It's Spring--I Can Prove It!
Catherine Ryan Hyde
Anybody besides me notice that the weather--which has been notoriously unpredictable as long as I've been alive to enjoy it--is getting even more unpredictable? Like...a lot more unpredictable?
Now, I love the rain. And it's a good thing I do, too, because my formerly drought-ridden California town has racked up an impressive 30 inches for the season. That's about half again our normal average.
Not a week ago, we were in full "winter" storm mode (the calendar said it was spring, but only to us humans--it forgot to share the news with the wind and rain), with torrents of rain, gale-force winds, a tree landing on one poor Cambrian's house, and some local flooding. Just a week or so before that we had low temperatures in the high 30s, which, for this neighborhood, is nippy in March. Well, really...any time.

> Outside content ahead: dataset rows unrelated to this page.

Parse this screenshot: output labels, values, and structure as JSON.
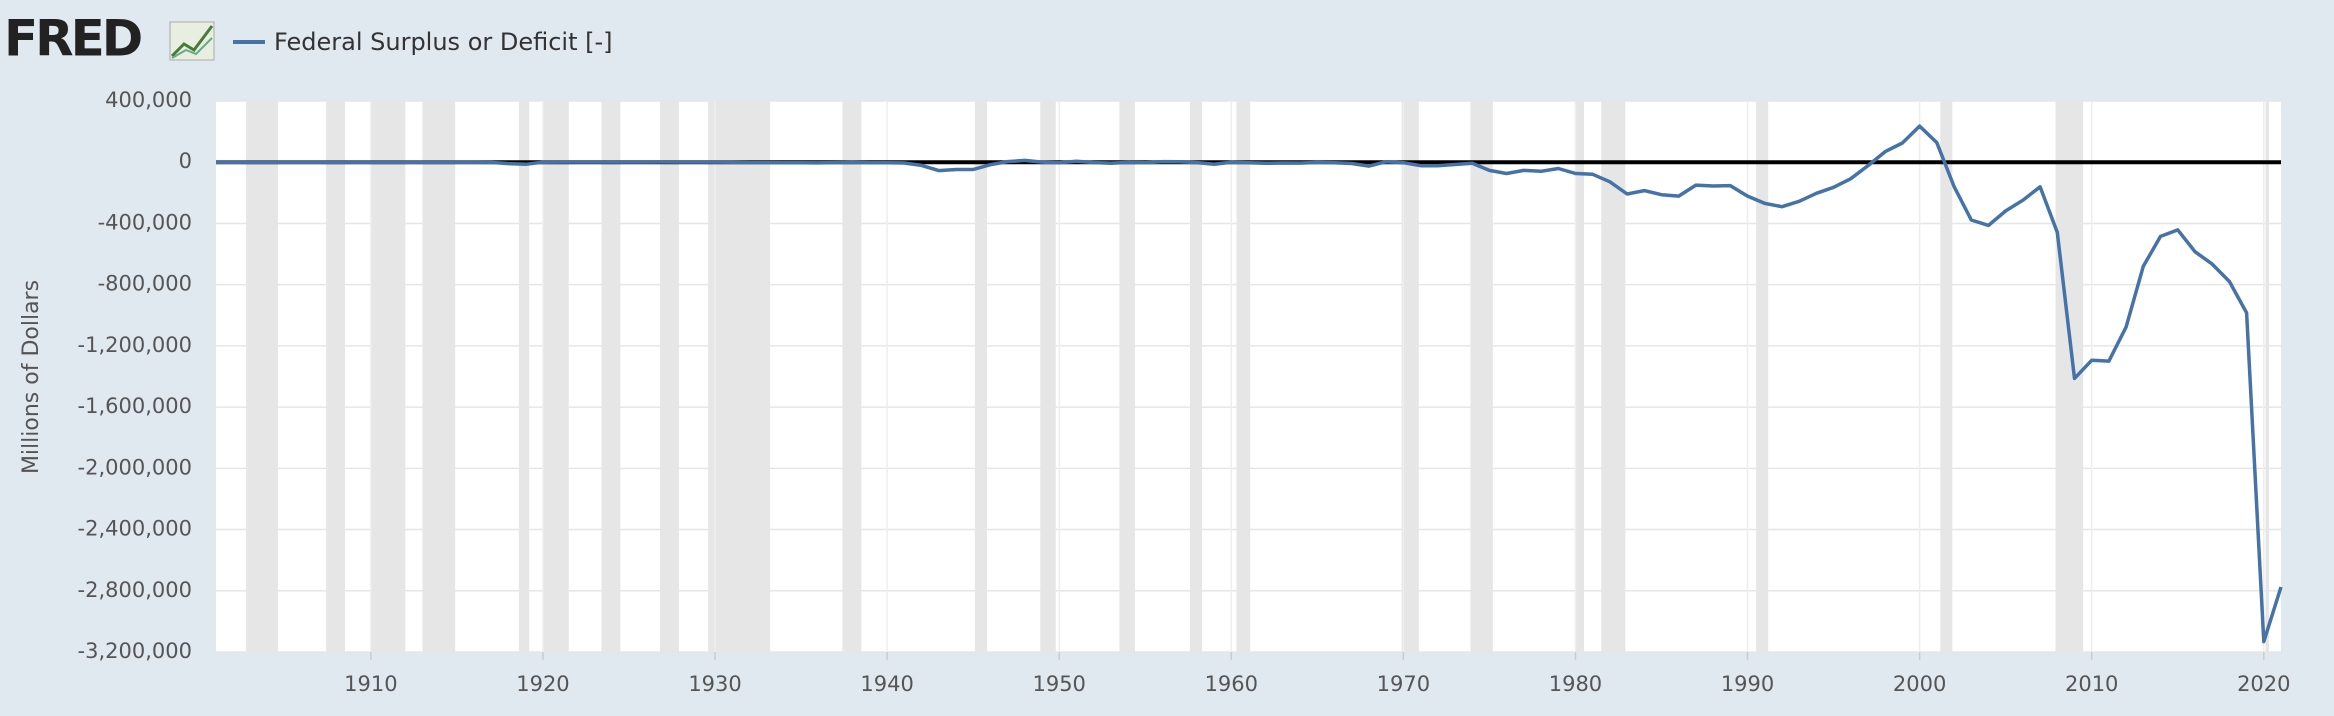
{
  "logo": "FRED",
  "chart_data": {
    "type": "line",
    "y_label": "Millions of Dollars",
    "x": [
      1901,
      1902,
      1903,
      1904,
      1905,
      1906,
      1907,
      1908,
      1909,
      1910,
      1911,
      1912,
      1913,
      1914,
      1915,
      1916,
      1917,
      1918,
      1919,
      1920,
      1921,
      1922,
      1923,
      1924,
      1925,
      1926,
      1927,
      1928,
      1929,
      1930,
      1931,
      1932,
      1933,
      1934,
      1935,
      1936,
      1937,
      1938,
      1939,
      1940,
      1941,
      1942,
      1943,
      1944,
      1945,
      1946,
      1947,
      1948,
      1949,
      1950,
      1951,
      1952,
      1953,
      1954,
      1955,
      1956,
      1957,
      1958,
      1959,
      1960,
      1961,
      1962,
      1963,
      1964,
      1965,
      1966,
      1967,
      1968,
      1969,
      1970,
      1971,
      1972,
      1973,
      1974,
      1975,
      1976,
      1977,
      1978,
      1979,
      1980,
      1981,
      1982,
      1983,
      1984,
      1985,
      1986,
      1987,
      1988,
      1989,
      1990,
      1991,
      1992,
      1993,
      1994,
      1995,
      1996,
      1997,
      1998,
      1999,
      2000,
      2001,
      2002,
      2003,
      2004,
      2005,
      2006,
      2007,
      2008,
      2009,
      2010,
      2011,
      2012,
      2013,
      2014,
      2015,
      2016,
      2017,
      2018,
      2019,
      2020,
      2021
    ],
    "series": [
      {
        "name": "Federal Surplus or Deficit [-]",
        "color": "#4572a7",
        "values": [
          63,
          77,
          45,
          -43,
          -23,
          25,
          87,
          -57,
          -89,
          -18,
          11,
          3,
          0,
          0,
          -63,
          48,
          -853,
          -9032,
          -13363,
          291,
          509,
          736,
          713,
          963,
          717,
          865,
          1155,
          939,
          734,
          738,
          -462,
          -2735,
          -2602,
          -3586,
          -2803,
          -4304,
          -2193,
          -89,
          -2846,
          -2920,
          -4941,
          -20503,
          -54554,
          -47557,
          -47553,
          -15936,
          4018,
          11796,
          580,
          -3119,
          6102,
          -1519,
          -6493,
          -1154,
          -2993,
          3947,
          3412,
          -2769,
          -12849,
          301,
          -3335,
          -7146,
          -4756,
          -5915,
          -1411,
          -3698,
          -8643,
          -25161,
          3242,
          -2842,
          -23033,
          -23373,
          -14908,
          -6135,
          -53242,
          -73732,
          -53659,
          -59185,
          -40726,
          -73830,
          -78968,
          -127977,
          -207802,
          -185367,
          -212308,
          -221227,
          -149730,
          -155178,
          -152639,
          -221036,
          -269238,
          -290321,
          -255051,
          -203186,
          -163952,
          -107431,
          -21884,
          69270,
          125610,
          236241,
          128236,
          -157758,
          -377585,
          -412727,
          -318346,
          -248181,
          -160701,
          -458553,
          -1412688,
          -1294373,
          -1299599,
          -1076573,
          -679775,
          -484602,
          -441960,
          -584651,
          -665446,
          -779137,
          -983592,
          -3131917,
          -2775299
        ]
      }
    ],
    "recessions": [
      [
        1902.75,
        1904.6
      ],
      [
        1907.4,
        1908.5
      ],
      [
        1910.0,
        1912.0
      ],
      [
        1913.0,
        1914.9
      ],
      [
        1918.6,
        1919.2
      ],
      [
        1920.0,
        1921.5
      ],
      [
        1923.4,
        1924.5
      ],
      [
        1926.8,
        1927.9
      ],
      [
        1929.6,
        1933.2
      ],
      [
        1937.4,
        1938.5
      ],
      [
        1945.1,
        1945.8
      ],
      [
        1948.9,
        1949.8
      ],
      [
        1953.5,
        1954.4
      ],
      [
        1957.6,
        1958.3
      ],
      [
        1960.3,
        1961.1
      ],
      [
        1969.9,
        1970.9
      ],
      [
        1973.9,
        1975.2
      ],
      [
        1980.0,
        1980.5
      ],
      [
        1981.5,
        1982.9
      ],
      [
        1990.5,
        1991.2
      ],
      [
        2001.2,
        2001.9
      ],
      [
        2007.9,
        2009.5
      ],
      [
        2020.1,
        2020.3
      ]
    ],
    "recession_color": "#e6e6e6",
    "xlim": [
      1901,
      2021
    ],
    "xticks": [
      1910,
      1920,
      1930,
      1940,
      1950,
      1960,
      1970,
      1980,
      1990,
      2000,
      2010,
      2020
    ],
    "ylim": [
      -3200000,
      400000
    ],
    "yticks": [
      {
        "value": -3200000,
        "label": "-3,200,000"
      },
      {
        "value": -2800000,
        "label": "-2,800,000"
      },
      {
        "value": -2400000,
        "label": "-2,400,000"
      },
      {
        "value": -2000000,
        "label": "-2,000,000"
      },
      {
        "value": -1600000,
        "label": "-1,600,000"
      },
      {
        "value": -1200000,
        "label": "-1,200,000"
      },
      {
        "value": -800000,
        "label": "-800,000"
      },
      {
        "value": -400000,
        "label": "-400,000"
      },
      0,
      {
        "value": 400000,
        "label": "400,000"
      }
    ],
    "grid": true,
    "legend": "top-left"
  }
}
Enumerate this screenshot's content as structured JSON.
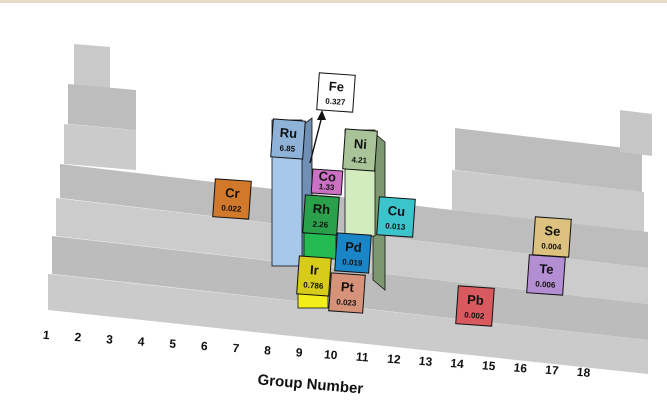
{
  "chart_data": {
    "type": "bar",
    "title": "",
    "xlabel": "Group Number",
    "ylabel": "",
    "categories": [
      "1",
      "2",
      "3",
      "4",
      "5",
      "6",
      "7",
      "8",
      "9",
      "10",
      "11",
      "12",
      "13",
      "14",
      "15",
      "16",
      "17",
      "18"
    ],
    "elements": [
      {
        "symbol": "Cr",
        "group": "6",
        "value": "0.022",
        "color": "#d2782a"
      },
      {
        "symbol": "Ru",
        "group": "8",
        "value": "6.85",
        "color": "#8fb2d8"
      },
      {
        "symbol": "Fe",
        "group": "8",
        "value": "0.327",
        "color": "#ffffff"
      },
      {
        "symbol": "Co",
        "group": "9",
        "value": "1.33",
        "color": "#cc70c4"
      },
      {
        "symbol": "Rh",
        "group": "9",
        "value": "2.26",
        "color": "#2aa04a"
      },
      {
        "symbol": "Ir",
        "group": "9",
        "value": "0.786",
        "color": "#d8cc1a"
      },
      {
        "symbol": "Ni",
        "group": "10",
        "value": "4.21",
        "color": "#a8c498"
      },
      {
        "symbol": "Pd",
        "group": "10",
        "value": "0.019",
        "color": "#1a86c8"
      },
      {
        "symbol": "Pt",
        "group": "10",
        "value": "0.023",
        "color": "#d6937a"
      },
      {
        "symbol": "Cu",
        "group": "11",
        "value": "0.013",
        "color": "#3cc4cc"
      },
      {
        "symbol": "Pb",
        "group": "14",
        "value": "0.002",
        "color": "#d85a5e"
      },
      {
        "symbol": "Se",
        "group": "16",
        "value": "0.004",
        "color": "#dcc27e"
      },
      {
        "symbol": "Te",
        "group": "16",
        "value": "0.006",
        "color": "#b48ed2"
      }
    ]
  }
}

Fellow author Brian Farrey (granted he lives in St. Paul, MN, but this is an April forecast) tweeted this morning: I'm going to assume the picture of falling white flakes in the weather forecast is volcanic ash. #wintermustdie
And suddenly, today (no, not yesterday, not the day before...today, exactly) it became spring in Cambria. Not on the calendar. In the real world.
Now, the weather being what it is (especially these days) I'm not promising we won't get another ten inches of rain in April. I'm not saying spring is here, and will stay. I'm not heavily invested in what it does next. But today it was spring. It was glorious.
Ella and I took our second 7-miler in the last four days. The first one was because we felt all cooped up from days of rain. This one was because it was just too beautiful not to go. The first time I didn't bring my camera, and I could have kicked myself, because the hawks, herons and egrets were out hunting up a...well, I was going to say storm, but I won't tempt fate. Today I took the camera. I have photographic proof.
My apologies to those of you who are expecting snow. You'll get there. Spring will come. It always does. No action required on the part of humans. My favorite line from the Tao te Ching is the one in which the spring comes and the grass grows by itself. No one has to get under there and push.